Scanlon himself recognized some of the limitations of the Millian principle. First, the Millian principle is under-inclusive; restricting all speech for the sake of saving resources necessary for protecting speakers is consistent with the Millian principle as the restriction is justified on grounds that are not recognized by the Millian principle as justifying protection of speech. Second, the Millian principle is over-restrictive as there are clearly justified restrictions that violate the Millian principle, such as restrictions on speech that create “clear and present danger” (Schenck v. United States (1919) 249 U.S. 47). For instance, a speaker who urges his audience to condemn all homosexuals as they are morally depraved may under certain circumstances create clear and present danger (because the audience may act upon the belief that homosexuals are evil). Hence, such speech may fall within the scope of the second part of the Millian principle: the speech harms people as a result of harmful acts (of violence) committed as a result of the fact that the act of expression leads agents to form beliefs (concerning the moral depravity of homosexuals). As to the problem of under-inclusiveness, Scanlon maintains that the protection of speech may be grounded in different justifications; he does not argue therefore that the Millian principle is the exclusive justification for the protection of speech. As to the problem of over-inclusiveness, Scanlon concedes that the Millian principle is not an absolute principle; it may be defeated by conflicting considerations.

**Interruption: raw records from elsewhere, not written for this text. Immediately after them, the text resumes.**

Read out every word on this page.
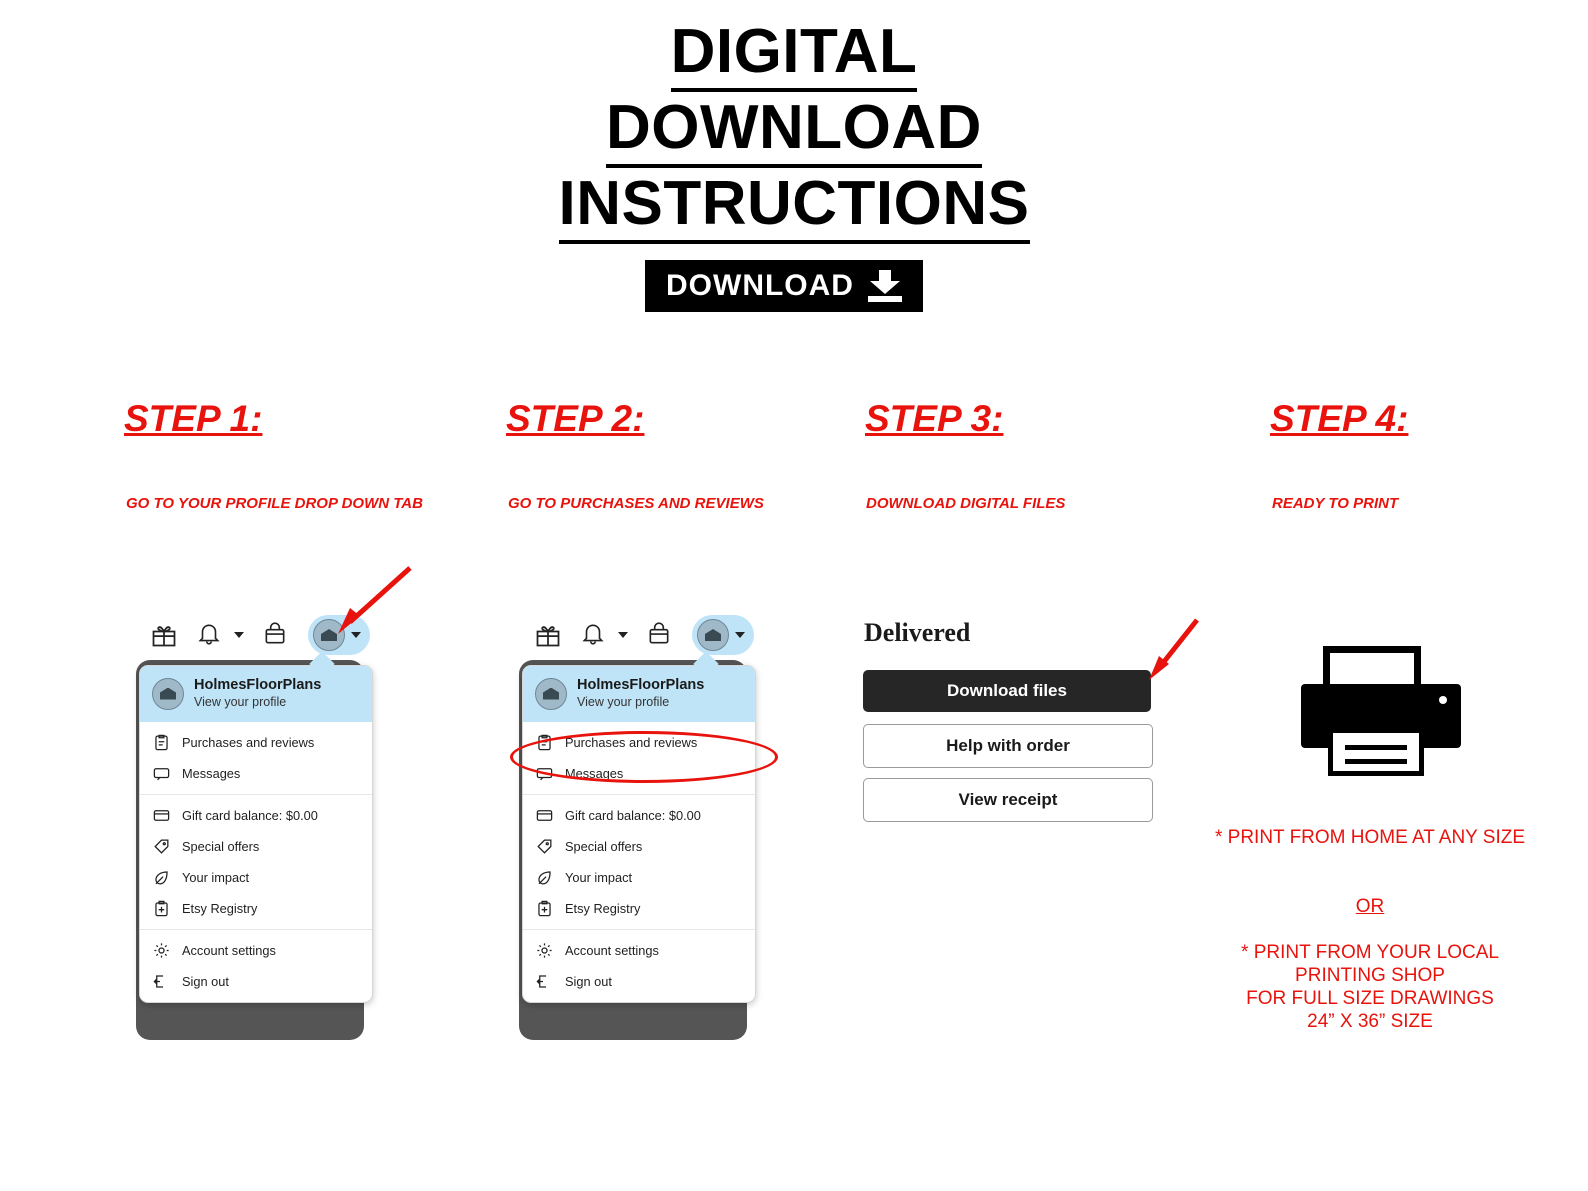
DIGITAL
DOWNLOAD
INSTRUCTIONS
DOWNLOAD
STEP 1:
GO TO YOUR PROFILE DROP DOWN TAB
STEP 2:
GO TO PURCHASES AND REVIEWS
STEP 3:
DOWNLOAD DIGITAL FILES
STEP 4:
READY TO PRINT
HolmesFloorPlans
View your profile
Purchases and reviews
Messages
Gift card balance: $0.00
Special offers
Your impact
Etsy Registry
Account settings
Sign out
HolmesFloorPlans
View your profile
Purchases and reviews
Messages
Gift card balance: $0.00
Special offers
Your impact
Etsy Registry
Account settings
Sign out
Delivered
Download files
Help with order
View receipt
* PRINT FROM HOME AT ANY SIZE
OR
* PRINT FROM YOUR LOCAL
PRINTING SHOP
FOR FULL SIZE DRAWINGS
24” X 36” SIZE
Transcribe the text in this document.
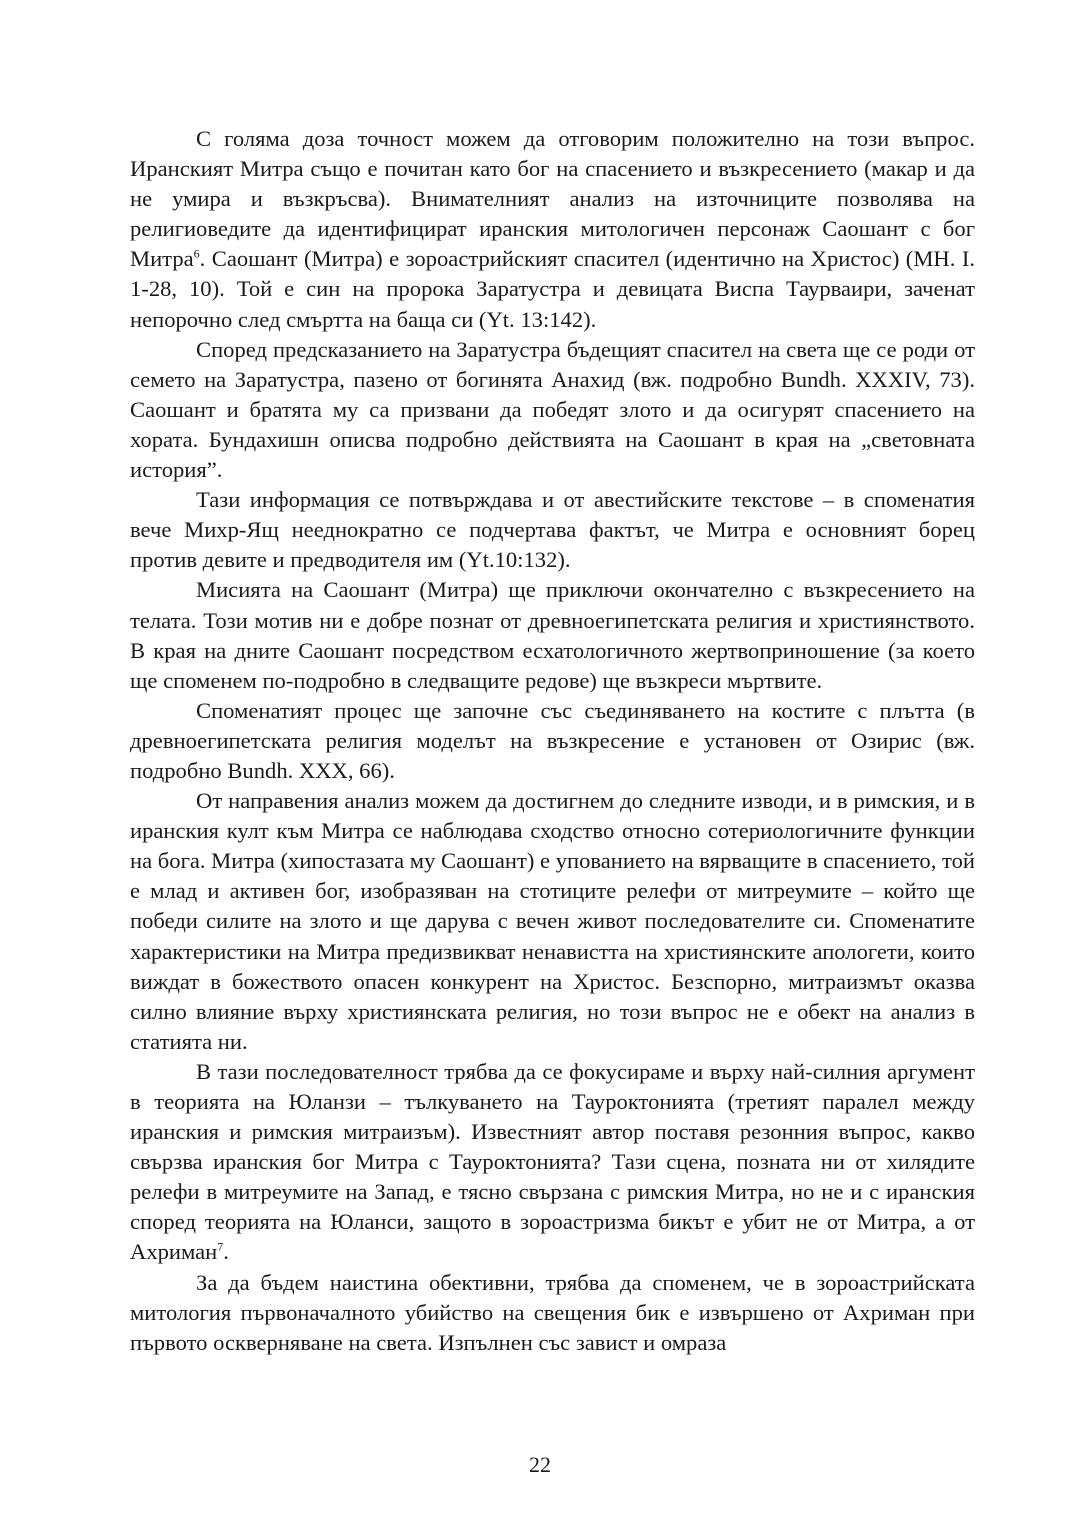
С голяма доза точност можем да отговорим положително на този въпрос. Иранският Митра също е почитан като бог на спасението и възкресението (макар и да не умира и възкръсва). Внимателният анализ на източниците позволява на религиоведите да идентифицират иранския митологичен персонаж Саошант с бог Митра$^6$. Саошант (Митра) е зороастрийският спасител (идентично на Христос) (МН. I. 1-28, 10). Той е син на пророка Заратустра и девицата Виспа Таурваири, заченат непорочно след смъртта на баща си (Yt. 13:142).

Според предсказанието на Заратустра бъдещият спасител на света ще се роди от семето на Заратустра, пазено от богинята Анахид (вж. подробно Bundh. XXXIV, 73). Саошант и братята му са призвани да победят злото и да осигурят спасението на хората. Бундахишн описва подробно действията на Саошант в края на „световната история”.

Тази информация се потвърждава и от авестийските текстове – в споменатия вече Михр-Ящ нееднократно се подчертава фактът, че Митра е основният борец против девите и предводителя им (Yt.10:132).

Мисията на Саошант (Митра) ще приключи окончателно с възкресението на телата. Този мотив ни е добре познат от древноегипетската религия и християнството. В края на дните Саошант посредством есхатологичното жертвоприношение (за което ще споменем по-подробно в следващите редове) ще възкреси мъртвите.

Споменатият процес ще започне със съединяването на костите с плътта (в древноегипетската религия моделът на възкресение е установен от Озирис (вж. подробно Bundh. XXX, 66).

От направения анализ можем да достигнем до следните изводи, и в римския, и в иранския култ към Митра се наблюдава сходство относно сотериологичните функции на бога. Митра (хипостазата му Саошант) е упованието на вярващите в спасението, той е млад и активен бог, изобразяван на стотиците релефи от митреумите – който ще победи силите на злото и ще дарува с вечен живот последователите си. Споменатите характеристики на Митра предизвикват ненавистта на християнските апологети, които виждат в божеството опасен конкурент на Христос. Безспорно, митраизмът оказва силно влияние върху християнската религия, но този въпрос не е обект на анализ в статията ни.

В тази последователност трябва да се фокусираме и върху най-силния аргумент в теорията на Юланзи – тълкуването на Тауроктонията (третият паралел между иранския и римския митраизъм). Известният автор поставя резонния въпрос, какво свързва иранския бог Митра с Тауроктонията? Тази сцена, позната ни от хилядите релефи в митреумите на Запад, е тясно свързана с римския Митра, но не и с иранския според теорията на Юланси, защото в зороастризма бикът е убит не от Митра, а от Ахриман$^7$.

За да бъдем наистина обективни, трябва да споменем, че в зороастрийската митология първоначалното убийство на свещения бик е извършено от Ахриман при първото оскверняване на света. Изпълнен със завист и омраза

22
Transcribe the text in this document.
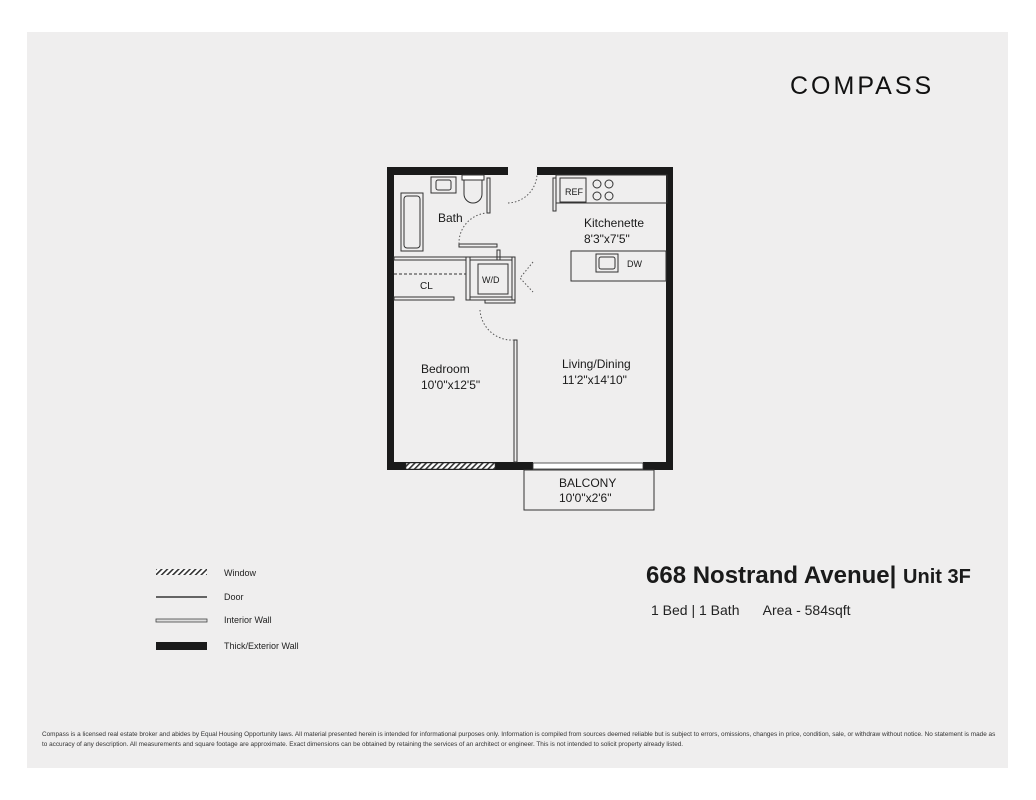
COMPASS
Bath	Kitchenette
8'3"x7'5"
REF
DW
W/D
CL
Bedroom
10'0"x12'5"
Living/Dining
11'2"x14'10"
BALCONY
10'0"x2'6"
Window
Door
Interior Wall
Thick/Exterior Wall
668 Nostrand Avenue| Unit 3F
1 Bed | 1 Bath Area - 584sqft
Compass is a licensed real estate broker and abides by Equal Housing Opportunity laws. All material presented herein is intended for informational purposes only. Information is compiled from sources deemed reliable but is subject to errors, omissions, changes in price, condition, sale, or withdraw without notice. No statement is made as to accuracy of any description. All measurements and square footage are approximate. Exact dimensions can be obtained by retaining the services of an architect or engineer. This is not intended to solicit property already listed.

Yet opponents of the Millian principle exposed additional theoretical weaknesses.
For example, why could not autonomous persons agree “to foreclose some inputs for them which they would ideally like to have in some situations” (Greenawalt 1989a: 115)? If people are autonomous should not they also be free to bar the dissemination of ideas that they know (or judge) are dangerous (Barendt 2005: 17; Briston 1998: 329)? Under this view, our moral dignity dictates to respect not only our judgments concerning what is right or wrong but also our judgments concerning what the best circumstances for deliberating about right and wrong are. Why should our second-order judgments (concerning what the best preconditions for deliberation on right and wrong are) deserve less protection than our first-order judgments (concerning what is right and wrong)?